Entre Humo

Emilia Pardo Bazán


Cuento


A los pocos días de residir en el poblachón de la montaña donde me confinaba mi carrera y la necesidad de empezar a formarme un porvenir —éramos seis hermanos, y mis padres tenían lo estricto y nada más— empezaron a hablarme de mi patrona a medias palabras reticentes.
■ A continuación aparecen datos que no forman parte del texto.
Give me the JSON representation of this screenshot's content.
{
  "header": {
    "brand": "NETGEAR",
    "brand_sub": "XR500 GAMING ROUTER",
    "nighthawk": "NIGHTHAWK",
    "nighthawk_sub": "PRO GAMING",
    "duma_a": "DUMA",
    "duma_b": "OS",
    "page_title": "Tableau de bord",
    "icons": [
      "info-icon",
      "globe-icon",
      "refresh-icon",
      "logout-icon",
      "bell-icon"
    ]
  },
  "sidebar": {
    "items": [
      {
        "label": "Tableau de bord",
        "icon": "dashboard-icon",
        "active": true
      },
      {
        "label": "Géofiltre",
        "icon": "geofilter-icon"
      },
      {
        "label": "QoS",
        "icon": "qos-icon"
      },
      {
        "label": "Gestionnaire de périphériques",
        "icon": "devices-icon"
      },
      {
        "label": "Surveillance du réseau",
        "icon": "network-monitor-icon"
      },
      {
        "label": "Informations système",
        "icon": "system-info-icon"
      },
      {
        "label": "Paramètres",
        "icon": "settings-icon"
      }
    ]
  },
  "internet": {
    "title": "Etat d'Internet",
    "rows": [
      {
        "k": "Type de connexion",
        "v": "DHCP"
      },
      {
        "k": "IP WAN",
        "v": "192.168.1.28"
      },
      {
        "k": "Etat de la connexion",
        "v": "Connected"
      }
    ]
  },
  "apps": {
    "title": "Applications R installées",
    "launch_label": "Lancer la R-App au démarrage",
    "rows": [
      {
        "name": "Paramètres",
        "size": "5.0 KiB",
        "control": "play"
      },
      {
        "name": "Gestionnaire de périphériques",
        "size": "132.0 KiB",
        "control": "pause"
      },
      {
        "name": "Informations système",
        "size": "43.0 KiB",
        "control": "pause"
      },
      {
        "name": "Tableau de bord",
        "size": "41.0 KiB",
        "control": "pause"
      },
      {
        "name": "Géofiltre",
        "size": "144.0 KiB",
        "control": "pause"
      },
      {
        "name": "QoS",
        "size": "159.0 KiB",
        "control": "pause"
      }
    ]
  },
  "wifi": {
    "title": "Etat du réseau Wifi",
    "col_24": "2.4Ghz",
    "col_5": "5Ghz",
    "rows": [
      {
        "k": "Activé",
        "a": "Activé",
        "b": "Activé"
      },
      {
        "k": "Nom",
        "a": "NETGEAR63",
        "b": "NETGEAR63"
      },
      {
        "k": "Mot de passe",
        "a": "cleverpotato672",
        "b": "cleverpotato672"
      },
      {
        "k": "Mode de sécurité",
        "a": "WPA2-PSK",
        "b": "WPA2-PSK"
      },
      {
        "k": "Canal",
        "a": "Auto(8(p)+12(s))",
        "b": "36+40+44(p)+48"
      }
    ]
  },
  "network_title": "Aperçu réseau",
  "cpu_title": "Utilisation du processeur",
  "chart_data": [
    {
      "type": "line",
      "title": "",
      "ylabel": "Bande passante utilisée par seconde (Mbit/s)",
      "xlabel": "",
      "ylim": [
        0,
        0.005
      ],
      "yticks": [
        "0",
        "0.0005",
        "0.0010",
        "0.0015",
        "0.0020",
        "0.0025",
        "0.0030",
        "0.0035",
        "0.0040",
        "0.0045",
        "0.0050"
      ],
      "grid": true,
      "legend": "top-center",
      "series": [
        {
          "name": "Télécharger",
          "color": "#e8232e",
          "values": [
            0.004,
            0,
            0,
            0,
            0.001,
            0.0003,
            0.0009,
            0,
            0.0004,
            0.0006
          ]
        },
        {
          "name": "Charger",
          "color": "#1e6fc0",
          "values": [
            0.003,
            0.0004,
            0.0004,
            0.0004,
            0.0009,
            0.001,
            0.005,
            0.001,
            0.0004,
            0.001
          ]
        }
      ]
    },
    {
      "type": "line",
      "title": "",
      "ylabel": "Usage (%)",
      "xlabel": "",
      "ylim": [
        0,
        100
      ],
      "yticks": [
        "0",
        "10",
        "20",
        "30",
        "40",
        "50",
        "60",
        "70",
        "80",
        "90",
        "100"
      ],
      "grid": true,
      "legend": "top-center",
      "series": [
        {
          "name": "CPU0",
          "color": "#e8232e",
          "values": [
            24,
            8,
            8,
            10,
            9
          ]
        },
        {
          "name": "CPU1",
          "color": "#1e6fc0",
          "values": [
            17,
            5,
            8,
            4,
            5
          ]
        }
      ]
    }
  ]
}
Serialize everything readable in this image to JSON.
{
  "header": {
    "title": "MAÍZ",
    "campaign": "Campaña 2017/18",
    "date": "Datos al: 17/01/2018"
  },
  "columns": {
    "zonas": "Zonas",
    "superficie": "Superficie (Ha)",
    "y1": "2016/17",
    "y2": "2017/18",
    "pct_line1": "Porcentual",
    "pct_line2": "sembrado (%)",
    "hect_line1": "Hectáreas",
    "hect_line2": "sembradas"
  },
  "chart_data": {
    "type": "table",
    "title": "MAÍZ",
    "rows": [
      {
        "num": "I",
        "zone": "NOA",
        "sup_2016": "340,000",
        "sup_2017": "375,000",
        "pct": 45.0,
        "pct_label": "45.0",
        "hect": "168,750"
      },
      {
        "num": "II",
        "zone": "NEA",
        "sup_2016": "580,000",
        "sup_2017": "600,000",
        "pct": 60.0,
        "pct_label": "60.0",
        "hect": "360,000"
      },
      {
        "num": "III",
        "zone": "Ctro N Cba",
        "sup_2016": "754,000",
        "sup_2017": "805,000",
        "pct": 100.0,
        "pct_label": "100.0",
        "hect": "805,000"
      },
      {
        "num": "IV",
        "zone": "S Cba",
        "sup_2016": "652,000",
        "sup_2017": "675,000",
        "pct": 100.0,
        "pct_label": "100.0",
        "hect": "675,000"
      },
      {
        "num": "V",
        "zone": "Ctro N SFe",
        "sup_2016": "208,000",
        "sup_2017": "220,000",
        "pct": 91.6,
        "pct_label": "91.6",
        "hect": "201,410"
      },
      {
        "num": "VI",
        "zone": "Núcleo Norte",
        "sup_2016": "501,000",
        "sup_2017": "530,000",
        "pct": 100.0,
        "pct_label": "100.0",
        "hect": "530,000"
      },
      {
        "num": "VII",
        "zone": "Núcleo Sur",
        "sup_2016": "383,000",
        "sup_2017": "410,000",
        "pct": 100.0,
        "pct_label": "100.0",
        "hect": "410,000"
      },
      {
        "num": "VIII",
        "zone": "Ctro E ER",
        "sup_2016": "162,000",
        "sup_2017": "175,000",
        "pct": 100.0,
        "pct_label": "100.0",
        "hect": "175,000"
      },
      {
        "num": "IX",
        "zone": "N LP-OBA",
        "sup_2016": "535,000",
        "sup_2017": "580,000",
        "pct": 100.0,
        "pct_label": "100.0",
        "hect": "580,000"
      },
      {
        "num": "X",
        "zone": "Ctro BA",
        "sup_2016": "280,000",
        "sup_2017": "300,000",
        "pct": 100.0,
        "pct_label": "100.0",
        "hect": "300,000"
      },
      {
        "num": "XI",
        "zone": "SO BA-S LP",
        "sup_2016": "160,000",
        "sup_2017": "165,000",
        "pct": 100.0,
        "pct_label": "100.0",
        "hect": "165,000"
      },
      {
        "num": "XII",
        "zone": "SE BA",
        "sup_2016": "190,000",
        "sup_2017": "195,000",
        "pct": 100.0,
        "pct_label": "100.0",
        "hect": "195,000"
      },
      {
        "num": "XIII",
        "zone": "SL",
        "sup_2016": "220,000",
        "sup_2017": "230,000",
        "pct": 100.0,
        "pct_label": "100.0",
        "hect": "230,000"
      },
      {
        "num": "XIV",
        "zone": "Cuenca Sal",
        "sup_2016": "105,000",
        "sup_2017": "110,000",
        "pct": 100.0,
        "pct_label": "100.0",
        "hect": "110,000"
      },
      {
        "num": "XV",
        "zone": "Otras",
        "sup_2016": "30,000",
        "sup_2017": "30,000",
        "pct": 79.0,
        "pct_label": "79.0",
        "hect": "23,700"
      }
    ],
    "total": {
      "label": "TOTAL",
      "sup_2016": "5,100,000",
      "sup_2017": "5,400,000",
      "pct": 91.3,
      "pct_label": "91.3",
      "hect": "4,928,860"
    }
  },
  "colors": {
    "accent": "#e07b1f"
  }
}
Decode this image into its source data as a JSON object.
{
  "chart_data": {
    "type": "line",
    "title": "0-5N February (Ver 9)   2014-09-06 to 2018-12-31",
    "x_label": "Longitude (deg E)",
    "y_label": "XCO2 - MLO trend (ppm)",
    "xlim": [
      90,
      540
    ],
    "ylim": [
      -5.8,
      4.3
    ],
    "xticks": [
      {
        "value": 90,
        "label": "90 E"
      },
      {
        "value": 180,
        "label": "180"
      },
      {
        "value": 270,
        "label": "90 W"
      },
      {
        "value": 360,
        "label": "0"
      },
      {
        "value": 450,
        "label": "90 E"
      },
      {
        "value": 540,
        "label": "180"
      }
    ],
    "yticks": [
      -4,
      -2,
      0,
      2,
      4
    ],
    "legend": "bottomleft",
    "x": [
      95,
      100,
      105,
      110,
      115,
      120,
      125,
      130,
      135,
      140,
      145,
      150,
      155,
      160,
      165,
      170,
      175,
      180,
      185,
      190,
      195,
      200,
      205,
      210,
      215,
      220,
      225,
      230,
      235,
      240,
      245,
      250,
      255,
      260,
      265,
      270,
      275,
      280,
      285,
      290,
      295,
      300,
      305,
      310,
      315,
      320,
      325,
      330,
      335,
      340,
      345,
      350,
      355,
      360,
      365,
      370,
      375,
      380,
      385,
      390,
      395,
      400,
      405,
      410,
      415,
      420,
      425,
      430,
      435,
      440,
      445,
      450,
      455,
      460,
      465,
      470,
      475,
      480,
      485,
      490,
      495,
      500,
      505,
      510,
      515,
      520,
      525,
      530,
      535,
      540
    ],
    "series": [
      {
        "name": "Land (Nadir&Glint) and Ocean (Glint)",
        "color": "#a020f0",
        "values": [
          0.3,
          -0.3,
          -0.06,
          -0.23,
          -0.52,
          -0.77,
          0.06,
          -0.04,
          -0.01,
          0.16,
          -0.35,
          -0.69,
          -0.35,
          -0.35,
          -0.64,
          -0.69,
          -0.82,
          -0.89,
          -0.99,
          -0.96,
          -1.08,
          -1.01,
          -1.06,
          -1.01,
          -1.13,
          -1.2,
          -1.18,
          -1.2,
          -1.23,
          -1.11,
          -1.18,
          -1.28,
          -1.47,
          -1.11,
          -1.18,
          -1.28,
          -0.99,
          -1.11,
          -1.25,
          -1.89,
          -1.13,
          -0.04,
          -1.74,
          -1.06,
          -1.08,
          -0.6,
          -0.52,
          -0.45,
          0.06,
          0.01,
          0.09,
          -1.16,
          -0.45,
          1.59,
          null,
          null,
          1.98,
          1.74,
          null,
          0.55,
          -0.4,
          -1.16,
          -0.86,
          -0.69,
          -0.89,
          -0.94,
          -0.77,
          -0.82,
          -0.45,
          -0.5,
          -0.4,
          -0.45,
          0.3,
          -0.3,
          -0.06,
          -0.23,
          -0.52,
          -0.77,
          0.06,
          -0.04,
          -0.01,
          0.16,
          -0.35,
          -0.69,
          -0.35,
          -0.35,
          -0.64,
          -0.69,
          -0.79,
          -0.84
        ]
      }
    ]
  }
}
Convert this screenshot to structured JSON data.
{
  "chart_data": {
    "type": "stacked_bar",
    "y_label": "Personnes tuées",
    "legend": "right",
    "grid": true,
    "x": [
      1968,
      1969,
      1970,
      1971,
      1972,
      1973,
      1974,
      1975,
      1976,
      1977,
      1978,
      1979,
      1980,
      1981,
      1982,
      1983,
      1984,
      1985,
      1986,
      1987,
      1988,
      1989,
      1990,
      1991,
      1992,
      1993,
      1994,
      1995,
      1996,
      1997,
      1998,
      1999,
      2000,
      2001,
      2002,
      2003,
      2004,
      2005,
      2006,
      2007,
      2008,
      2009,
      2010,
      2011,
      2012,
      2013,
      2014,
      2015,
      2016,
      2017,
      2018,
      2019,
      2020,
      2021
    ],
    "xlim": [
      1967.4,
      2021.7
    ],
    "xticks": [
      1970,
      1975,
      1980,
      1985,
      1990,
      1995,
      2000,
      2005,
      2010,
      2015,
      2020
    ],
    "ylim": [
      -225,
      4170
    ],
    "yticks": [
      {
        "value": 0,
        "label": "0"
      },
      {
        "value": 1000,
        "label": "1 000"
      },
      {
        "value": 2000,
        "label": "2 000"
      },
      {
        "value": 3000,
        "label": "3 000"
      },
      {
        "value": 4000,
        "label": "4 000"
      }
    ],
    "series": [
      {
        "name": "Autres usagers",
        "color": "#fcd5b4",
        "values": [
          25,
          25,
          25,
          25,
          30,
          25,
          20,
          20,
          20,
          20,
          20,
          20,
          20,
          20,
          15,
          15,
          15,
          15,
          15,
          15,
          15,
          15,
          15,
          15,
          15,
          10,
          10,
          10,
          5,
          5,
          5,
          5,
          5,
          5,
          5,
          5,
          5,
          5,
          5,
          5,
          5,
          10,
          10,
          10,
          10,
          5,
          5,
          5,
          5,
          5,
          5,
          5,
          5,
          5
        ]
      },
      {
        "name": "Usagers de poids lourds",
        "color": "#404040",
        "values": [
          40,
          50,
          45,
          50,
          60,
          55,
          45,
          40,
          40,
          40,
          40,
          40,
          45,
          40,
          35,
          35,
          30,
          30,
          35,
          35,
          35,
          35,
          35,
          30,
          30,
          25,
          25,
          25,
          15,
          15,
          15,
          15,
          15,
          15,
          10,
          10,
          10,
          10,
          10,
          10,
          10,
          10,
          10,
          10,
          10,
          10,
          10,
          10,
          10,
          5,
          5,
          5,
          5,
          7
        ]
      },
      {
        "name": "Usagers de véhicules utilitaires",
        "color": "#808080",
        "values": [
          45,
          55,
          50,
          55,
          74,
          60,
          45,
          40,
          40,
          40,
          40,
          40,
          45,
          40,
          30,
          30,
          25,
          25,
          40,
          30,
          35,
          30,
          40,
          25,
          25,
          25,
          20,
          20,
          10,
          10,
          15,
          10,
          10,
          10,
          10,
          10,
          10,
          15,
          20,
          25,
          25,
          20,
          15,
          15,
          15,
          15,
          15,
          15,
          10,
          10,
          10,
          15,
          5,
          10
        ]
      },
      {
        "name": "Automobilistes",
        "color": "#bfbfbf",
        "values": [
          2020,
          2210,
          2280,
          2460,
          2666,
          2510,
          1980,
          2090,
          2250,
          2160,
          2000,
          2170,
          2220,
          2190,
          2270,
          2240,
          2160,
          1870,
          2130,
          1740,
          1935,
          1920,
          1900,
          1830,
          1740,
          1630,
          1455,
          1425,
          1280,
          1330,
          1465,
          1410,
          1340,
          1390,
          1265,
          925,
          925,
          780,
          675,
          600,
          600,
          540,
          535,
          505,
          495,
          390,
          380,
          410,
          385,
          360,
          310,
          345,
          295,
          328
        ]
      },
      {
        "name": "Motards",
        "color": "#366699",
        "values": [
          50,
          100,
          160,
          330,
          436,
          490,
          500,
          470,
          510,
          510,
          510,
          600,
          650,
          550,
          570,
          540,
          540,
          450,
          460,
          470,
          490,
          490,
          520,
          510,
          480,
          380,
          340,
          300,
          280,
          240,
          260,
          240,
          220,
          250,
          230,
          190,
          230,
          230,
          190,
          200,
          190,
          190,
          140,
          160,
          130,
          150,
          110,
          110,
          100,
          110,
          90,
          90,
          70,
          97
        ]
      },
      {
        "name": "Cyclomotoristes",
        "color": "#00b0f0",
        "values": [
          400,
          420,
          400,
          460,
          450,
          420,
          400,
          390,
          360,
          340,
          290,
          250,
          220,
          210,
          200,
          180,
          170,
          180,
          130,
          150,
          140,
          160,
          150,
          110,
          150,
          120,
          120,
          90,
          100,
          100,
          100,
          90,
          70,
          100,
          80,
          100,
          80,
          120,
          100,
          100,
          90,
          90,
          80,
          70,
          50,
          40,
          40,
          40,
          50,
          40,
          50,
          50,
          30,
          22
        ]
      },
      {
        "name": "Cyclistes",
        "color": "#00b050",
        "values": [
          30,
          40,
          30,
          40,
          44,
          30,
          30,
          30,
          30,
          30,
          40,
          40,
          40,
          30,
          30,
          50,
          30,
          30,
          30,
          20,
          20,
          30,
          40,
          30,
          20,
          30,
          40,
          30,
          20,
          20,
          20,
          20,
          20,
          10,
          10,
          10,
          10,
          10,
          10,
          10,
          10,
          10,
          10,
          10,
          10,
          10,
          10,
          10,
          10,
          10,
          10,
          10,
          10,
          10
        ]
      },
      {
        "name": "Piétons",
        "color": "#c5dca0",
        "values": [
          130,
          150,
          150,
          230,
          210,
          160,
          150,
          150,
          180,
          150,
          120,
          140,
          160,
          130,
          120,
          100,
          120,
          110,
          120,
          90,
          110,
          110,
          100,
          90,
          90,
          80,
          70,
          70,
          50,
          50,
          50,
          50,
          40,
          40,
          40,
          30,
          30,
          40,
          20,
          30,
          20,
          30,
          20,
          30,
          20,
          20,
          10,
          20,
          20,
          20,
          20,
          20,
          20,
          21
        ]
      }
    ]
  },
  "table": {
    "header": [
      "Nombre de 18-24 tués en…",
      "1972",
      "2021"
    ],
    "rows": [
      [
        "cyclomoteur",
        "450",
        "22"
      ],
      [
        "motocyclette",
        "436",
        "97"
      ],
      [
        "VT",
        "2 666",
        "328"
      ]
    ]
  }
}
Para combinar un arreglo económico, mi madre había escrito a aquella mujer, de quien supo por referencias, para que me cediese habitaciones y guisase mi pitanza. El precio nos pareció inverosímil, y cuando probé el trato creció mi sorpresa. Vivía yo como un príncipe por una cantidad módica hasta lo sumo. No faltaban en mi mesa frescas truchas del río, pollos tiernos, jamón excelente, embutidos sabrosos y otros regalados manjares; mi alcoba y mi despachito eran tazas de plata; a mi ropa blanca no le faltaba cinta ni botón, y Mariña, la huéspeda me hablaba en tono de respeto, que gradualmente fue matizándose con unas ráfagas de algo que parecía cariño. Al oírme ensalzar las cualidades de Mariña, su habilidad de cocinera, en la tertulia de la botica y en las tardes ociosas del Casino, menudearon las indirectas, unas en tono de chanza, otras con acentuación grave y fúnebre. Mariña..., ejem... Mariña..., jum... Mariña..., ¡vamos! Bueno, Mariña...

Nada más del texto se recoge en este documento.